Жорж Санд - Андре Моруа 23 стр.


После Мюссе и Паджелло Жорж искренне считала себя излеченной от любовных страстей. О наивность! Кто и когда сумел излечиться от страсти, пока существуют надежда и молодость? Она была подобна храброму боевому скакуну: он счастлив, что может вернуться после битвы к спокойным пастбищам, но стоит прозвучать вдали трубе, как он прыгнет через препятствия и поскачет к пушкам. Жорж оправдывала внезапную связь, если эта связь бескорыстна и сопровождается сильным чувством. Ее встреча с Мишелем состоялась 7 апреля; сохранилось кольцо, инкрустированное эмалью, которое она подарила ему на память о первых днях любви, с выгравированной датой 9 апреля 1835 года. Он стал ее новым любовником? Нет. Это его "она любила со дня своего появления на свет; любила, даже встречая фантомов, когда она на какое-то мгновение верила, что это он и она обладает именно им".

И все же, слушая его, она сохранила свободу суждения и свой здравый смысл в духе Франклина. Инстинктивная политика Жорж Санд заключалась только в любви и справедливости, а политика Мишеля имела целью власть, а средством ее достижения гильотину. Вернувшись в Ноан, она начала писать для него (назвав его Эвераром) "Шестое письмо путешественника" - в нем она и восхваляет его и спорит с ним. Мишель - филантроп? Нет.

Филантропия создает сестер милосердия. Любовь к славе - это нечто совсем другое и порождает другие судьбы. Со мной не говори об этом, о возвышенный лицемер! Ты ошибаешься в себе, принимая за чувство долга фатальную и суровую склонность, на которую тебя толкает сознание силы. Ведь я-то знаю, что ты не из тех, кто считается с долгом, а из тех, кто его навязывает другим. Ты не любишь людей, ты не брат им, потому что ты не ровня им. Ты исключение среди них, ты рожден королем…

Она хотела остаться только поэтом; она знала, что подвиги самых великих людей действия забываются быстро, и порыв ветра, возвращающий Суллу, стирает воспоминания о Марии.

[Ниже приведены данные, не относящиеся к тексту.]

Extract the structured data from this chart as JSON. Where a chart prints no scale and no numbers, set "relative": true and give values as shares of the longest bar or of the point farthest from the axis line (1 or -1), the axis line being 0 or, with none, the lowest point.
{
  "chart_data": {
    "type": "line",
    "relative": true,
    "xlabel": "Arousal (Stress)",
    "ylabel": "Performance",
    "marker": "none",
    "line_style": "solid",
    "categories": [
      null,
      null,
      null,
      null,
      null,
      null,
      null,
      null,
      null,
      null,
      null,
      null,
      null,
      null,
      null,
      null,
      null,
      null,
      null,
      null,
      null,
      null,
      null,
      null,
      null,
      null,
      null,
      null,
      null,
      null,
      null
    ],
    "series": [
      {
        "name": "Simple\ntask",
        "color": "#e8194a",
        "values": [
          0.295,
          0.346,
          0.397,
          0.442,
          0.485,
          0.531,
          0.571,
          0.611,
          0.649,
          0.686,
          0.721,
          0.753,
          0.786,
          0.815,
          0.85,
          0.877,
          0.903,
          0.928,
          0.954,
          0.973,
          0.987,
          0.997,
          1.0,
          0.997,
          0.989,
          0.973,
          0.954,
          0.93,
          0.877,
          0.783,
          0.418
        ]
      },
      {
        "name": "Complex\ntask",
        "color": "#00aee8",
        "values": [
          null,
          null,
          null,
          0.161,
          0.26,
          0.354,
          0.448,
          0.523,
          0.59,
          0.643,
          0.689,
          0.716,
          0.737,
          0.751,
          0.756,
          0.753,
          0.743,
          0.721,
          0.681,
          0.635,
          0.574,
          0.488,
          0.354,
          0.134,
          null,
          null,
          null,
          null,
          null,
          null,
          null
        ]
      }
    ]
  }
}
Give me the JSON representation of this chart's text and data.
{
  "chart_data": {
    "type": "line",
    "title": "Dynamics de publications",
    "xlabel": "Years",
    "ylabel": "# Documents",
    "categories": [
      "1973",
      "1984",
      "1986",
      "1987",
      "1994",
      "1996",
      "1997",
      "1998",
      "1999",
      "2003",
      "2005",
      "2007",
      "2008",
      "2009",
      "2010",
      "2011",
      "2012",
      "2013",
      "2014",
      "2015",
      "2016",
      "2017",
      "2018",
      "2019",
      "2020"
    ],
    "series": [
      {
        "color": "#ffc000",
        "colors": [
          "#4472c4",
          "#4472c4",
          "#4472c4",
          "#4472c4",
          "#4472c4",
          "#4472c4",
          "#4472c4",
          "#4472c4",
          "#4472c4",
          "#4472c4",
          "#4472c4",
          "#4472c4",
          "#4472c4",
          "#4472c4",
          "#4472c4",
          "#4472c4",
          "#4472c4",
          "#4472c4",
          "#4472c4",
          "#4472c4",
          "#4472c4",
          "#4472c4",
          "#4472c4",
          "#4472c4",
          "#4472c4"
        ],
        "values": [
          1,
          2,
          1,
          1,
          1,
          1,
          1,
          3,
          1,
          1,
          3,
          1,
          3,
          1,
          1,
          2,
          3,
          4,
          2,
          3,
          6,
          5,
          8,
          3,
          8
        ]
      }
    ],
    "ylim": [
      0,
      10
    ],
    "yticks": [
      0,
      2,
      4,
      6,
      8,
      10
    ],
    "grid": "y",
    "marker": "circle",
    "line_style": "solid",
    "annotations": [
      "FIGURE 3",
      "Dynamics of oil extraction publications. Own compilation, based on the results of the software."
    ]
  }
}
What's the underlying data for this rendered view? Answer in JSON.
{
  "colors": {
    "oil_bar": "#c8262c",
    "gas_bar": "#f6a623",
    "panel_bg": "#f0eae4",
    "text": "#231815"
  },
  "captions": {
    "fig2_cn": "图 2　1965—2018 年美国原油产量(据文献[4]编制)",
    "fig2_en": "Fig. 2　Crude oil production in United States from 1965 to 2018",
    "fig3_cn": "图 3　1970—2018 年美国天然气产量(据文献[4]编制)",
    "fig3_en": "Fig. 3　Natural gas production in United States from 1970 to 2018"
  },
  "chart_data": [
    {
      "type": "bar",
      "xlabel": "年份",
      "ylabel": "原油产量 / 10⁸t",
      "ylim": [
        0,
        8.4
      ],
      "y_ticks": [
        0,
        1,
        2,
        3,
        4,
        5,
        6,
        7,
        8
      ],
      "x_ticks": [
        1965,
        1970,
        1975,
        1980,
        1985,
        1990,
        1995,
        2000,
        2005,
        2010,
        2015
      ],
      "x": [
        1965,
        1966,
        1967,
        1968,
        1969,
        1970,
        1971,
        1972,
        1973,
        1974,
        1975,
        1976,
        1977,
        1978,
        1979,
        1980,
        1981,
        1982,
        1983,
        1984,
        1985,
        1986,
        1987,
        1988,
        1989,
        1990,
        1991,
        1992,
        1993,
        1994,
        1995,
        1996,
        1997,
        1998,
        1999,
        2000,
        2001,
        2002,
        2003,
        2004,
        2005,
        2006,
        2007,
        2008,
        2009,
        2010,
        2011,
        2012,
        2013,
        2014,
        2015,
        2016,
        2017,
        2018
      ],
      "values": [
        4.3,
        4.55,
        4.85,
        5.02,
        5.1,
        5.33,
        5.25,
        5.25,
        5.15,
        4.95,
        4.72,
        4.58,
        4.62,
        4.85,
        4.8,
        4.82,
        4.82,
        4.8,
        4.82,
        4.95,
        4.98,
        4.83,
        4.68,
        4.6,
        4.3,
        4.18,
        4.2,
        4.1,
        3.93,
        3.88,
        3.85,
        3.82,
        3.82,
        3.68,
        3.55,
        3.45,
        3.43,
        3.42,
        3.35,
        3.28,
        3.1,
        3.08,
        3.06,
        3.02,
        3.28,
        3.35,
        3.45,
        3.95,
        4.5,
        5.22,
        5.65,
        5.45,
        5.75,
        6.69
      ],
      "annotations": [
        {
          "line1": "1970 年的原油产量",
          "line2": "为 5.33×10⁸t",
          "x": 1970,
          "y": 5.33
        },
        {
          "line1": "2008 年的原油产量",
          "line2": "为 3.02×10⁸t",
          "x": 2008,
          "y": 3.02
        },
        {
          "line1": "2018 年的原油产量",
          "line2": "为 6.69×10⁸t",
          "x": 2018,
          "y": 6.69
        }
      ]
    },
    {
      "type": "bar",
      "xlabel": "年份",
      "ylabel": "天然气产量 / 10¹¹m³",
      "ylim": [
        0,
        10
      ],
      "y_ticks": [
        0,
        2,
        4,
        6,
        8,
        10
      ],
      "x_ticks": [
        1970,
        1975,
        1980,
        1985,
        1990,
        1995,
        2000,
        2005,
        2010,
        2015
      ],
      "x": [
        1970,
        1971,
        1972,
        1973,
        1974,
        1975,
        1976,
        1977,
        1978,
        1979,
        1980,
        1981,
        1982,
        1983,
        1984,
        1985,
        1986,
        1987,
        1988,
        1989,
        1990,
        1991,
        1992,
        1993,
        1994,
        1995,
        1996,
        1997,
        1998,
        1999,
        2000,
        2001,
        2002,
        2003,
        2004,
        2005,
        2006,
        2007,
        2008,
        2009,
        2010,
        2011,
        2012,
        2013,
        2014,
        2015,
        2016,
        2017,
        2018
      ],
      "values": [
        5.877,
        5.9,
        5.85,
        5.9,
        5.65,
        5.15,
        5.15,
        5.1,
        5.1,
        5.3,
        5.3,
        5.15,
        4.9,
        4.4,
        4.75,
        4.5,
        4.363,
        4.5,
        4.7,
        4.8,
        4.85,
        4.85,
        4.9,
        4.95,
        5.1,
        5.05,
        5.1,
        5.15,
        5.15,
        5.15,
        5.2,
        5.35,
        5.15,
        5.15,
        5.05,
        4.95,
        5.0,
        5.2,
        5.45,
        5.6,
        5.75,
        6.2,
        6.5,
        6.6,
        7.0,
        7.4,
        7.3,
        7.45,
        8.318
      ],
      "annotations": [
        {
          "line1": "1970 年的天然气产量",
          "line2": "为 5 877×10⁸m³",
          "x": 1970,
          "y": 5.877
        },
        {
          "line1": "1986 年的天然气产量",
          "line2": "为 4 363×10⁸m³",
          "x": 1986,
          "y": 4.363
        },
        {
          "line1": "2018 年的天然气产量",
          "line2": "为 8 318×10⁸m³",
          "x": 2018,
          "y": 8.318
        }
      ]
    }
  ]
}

Он ее всколыхнул. На что она тратила свои силы? На книжную любовь. Ничего больше. Она готова была признать, что ее жизнь была полна ошибок, но не придавала теоретического значения прошлым заблуждениям: "Мои старые друзья достаточно любят меня, чтобы отнестись ко мне снисходительно и простить мне то зло, которое я могла себе сделать. Мои сочинения, не выводившие никаких заключений, не принесли ни добра, ни зла…" - "А как же с заключением? - нетерпеливо спрашивал он. - А если ты умрешь, так и не придя ни к какому заключению?" Ей нравилось, что его сила захлестывает ее. Впервые она имела дело с более волевым человеком, чем она. Он говорил ей: "Дура’" - это было новое ощущение. Она ласкала его большую плешивую голову, она хотела, чтобы Мишель постарел или заболел, чтобы она могла заботиться о нем. Но он уже был болен ненасытным тщеславием. Она решалась говорить с ним об этом: "Ты находишь, что слишком долго приходится ждать завершения великой судьбы! Часы идут, твоя голова лысеет, твоя душа истощается, а род человеческий не прогрессирует…"

В конце апреля Мишель отправился в Париж, чтобы защищать лионских инсургентов; это был знаменитый политический процесс года. Все главы республиканской партии: Мари, Карнье-Паже, Ледрю-Роллен, Каррель, Карно, Пьер Леру, Барбес - сидели на скамье защиты. Жорж тоже пожелала ехать в Париж, чтобы видеться с Мишелем и присутствовать на прениях. Сент-Бёв не был в курсе любовных дел Санд, и потому предостерегал ее от опасности встречи с Мюссе: "Не думайте, друг мой, что вы не увидите его, что он не узнает, что он не придет… Представьте, что вы там, что вы ему открываете дверь и что вы с ним наедине". Она невольно улыбнулась. До Мюссе ли ей было теперь! Постепенно ею овладевала страсть к политике, не менее опьяняющая, чем любовная страсть. Вместе с Мишелем в квартиру на набережной Малакэ проникло возбуждение республиканцев. "Поставим социальный вопрос", - каждый вечер говорил добрый и наивный Плане. "Поставим социальный вопрос", - повторял молодой и красивый Лист, которого Мюссе еще раньше представил Жорж. А для того чтобы "поставить все вопросы", Лист устраивал обеды и приглашал на них аббата Ламенне и Жорж; осторожный Сент-Бёв с ужасом думал, о чем могли говорить эти иллюминаты.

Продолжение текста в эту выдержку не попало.